Review on airborne electromagnetic inverse theory and applications

Airborne electromagnetic (AEM) data processing and inversion has progressed from the early conductivity-depth imaging, to 1D inversion for a layered earth model, and most recently to 2D/3D inversions. The new processes have used methods for searching for solutions, applying constraints, and focusing images, such as Occam's, laterally constrained, and holistic inversions. For airborne data imaging and 1D inversion, some algorithms are fast, whereas others have control over data misfit and the vertical or lateral smoothness. Beyond 1D algorithms, 2D/3D inversions are based on currently used methods such as isolated conductor models (which are good for highly conductive orebodies in resistive background) and techniques that discretized regions that are used for more complex structures and backgrounds.

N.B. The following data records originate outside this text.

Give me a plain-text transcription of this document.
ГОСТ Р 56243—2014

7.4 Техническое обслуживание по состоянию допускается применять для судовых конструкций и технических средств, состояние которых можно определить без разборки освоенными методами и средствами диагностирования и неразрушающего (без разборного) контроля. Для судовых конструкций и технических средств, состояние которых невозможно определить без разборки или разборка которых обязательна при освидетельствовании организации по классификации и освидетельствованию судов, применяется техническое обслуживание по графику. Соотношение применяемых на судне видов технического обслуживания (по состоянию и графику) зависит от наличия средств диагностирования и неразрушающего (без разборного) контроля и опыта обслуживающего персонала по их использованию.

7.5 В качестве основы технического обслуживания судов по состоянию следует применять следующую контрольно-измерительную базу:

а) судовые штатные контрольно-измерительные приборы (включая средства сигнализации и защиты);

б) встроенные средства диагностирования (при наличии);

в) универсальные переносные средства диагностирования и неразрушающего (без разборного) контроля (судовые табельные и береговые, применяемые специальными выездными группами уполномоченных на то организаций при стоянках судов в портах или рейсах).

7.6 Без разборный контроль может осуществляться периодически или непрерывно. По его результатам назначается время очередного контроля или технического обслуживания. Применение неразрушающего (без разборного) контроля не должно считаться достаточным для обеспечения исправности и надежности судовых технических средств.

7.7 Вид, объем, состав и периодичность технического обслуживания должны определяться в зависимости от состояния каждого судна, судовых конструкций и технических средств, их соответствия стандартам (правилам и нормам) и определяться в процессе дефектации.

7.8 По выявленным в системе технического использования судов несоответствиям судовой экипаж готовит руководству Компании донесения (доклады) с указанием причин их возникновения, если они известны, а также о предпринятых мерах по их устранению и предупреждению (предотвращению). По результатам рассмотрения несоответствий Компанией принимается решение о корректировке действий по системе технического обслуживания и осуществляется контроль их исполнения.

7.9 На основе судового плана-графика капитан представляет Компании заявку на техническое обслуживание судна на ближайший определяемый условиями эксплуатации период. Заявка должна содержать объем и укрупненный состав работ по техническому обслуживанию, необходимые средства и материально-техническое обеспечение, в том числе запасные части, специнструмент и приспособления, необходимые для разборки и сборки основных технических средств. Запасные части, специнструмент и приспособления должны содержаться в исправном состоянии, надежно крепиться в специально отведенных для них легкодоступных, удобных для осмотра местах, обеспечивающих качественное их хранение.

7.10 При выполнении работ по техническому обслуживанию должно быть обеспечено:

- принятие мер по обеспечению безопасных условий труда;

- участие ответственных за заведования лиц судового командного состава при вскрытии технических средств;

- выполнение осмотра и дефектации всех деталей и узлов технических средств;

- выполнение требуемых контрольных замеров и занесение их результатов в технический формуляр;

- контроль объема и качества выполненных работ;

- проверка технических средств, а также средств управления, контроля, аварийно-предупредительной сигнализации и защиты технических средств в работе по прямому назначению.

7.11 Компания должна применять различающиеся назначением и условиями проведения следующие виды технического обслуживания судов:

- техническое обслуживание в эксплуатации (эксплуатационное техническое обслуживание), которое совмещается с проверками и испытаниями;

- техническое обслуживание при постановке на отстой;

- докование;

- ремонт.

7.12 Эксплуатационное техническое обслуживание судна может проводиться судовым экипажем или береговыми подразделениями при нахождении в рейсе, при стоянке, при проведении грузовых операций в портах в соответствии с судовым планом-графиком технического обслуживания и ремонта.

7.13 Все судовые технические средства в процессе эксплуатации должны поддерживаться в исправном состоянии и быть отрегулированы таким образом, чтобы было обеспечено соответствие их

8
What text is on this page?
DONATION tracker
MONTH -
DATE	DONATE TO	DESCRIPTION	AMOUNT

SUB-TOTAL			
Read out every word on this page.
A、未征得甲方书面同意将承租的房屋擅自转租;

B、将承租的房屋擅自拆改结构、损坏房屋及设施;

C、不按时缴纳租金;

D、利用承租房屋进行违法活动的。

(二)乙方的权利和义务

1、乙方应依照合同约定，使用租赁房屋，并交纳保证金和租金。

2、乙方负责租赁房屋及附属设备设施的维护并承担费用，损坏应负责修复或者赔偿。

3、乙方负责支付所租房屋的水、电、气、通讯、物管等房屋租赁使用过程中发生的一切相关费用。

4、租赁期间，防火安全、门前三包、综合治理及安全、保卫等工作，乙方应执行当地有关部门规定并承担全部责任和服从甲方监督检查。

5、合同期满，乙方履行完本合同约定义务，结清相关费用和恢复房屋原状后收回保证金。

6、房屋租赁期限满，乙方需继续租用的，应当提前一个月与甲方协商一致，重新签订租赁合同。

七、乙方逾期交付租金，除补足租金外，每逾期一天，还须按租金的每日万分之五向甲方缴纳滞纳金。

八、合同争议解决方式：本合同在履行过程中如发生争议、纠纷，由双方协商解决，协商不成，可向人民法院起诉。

In the latter case, the computations are slow, so research is focusing on time-efficient computer algorithms for solving the equations such as Gauss-Newton, quasi-Newton, and nonlinear conjugate gradient algorithms. For the electromagnetic (EM) problem, the solution can be obtained in a more practical time frame if material that has minimal impact is ignored. Two approaches can be used to speedup the EM inversion process - the moving footprint and direct solver methods. We hope our work will to some extent help stimulate and focus the research in AEM inversion.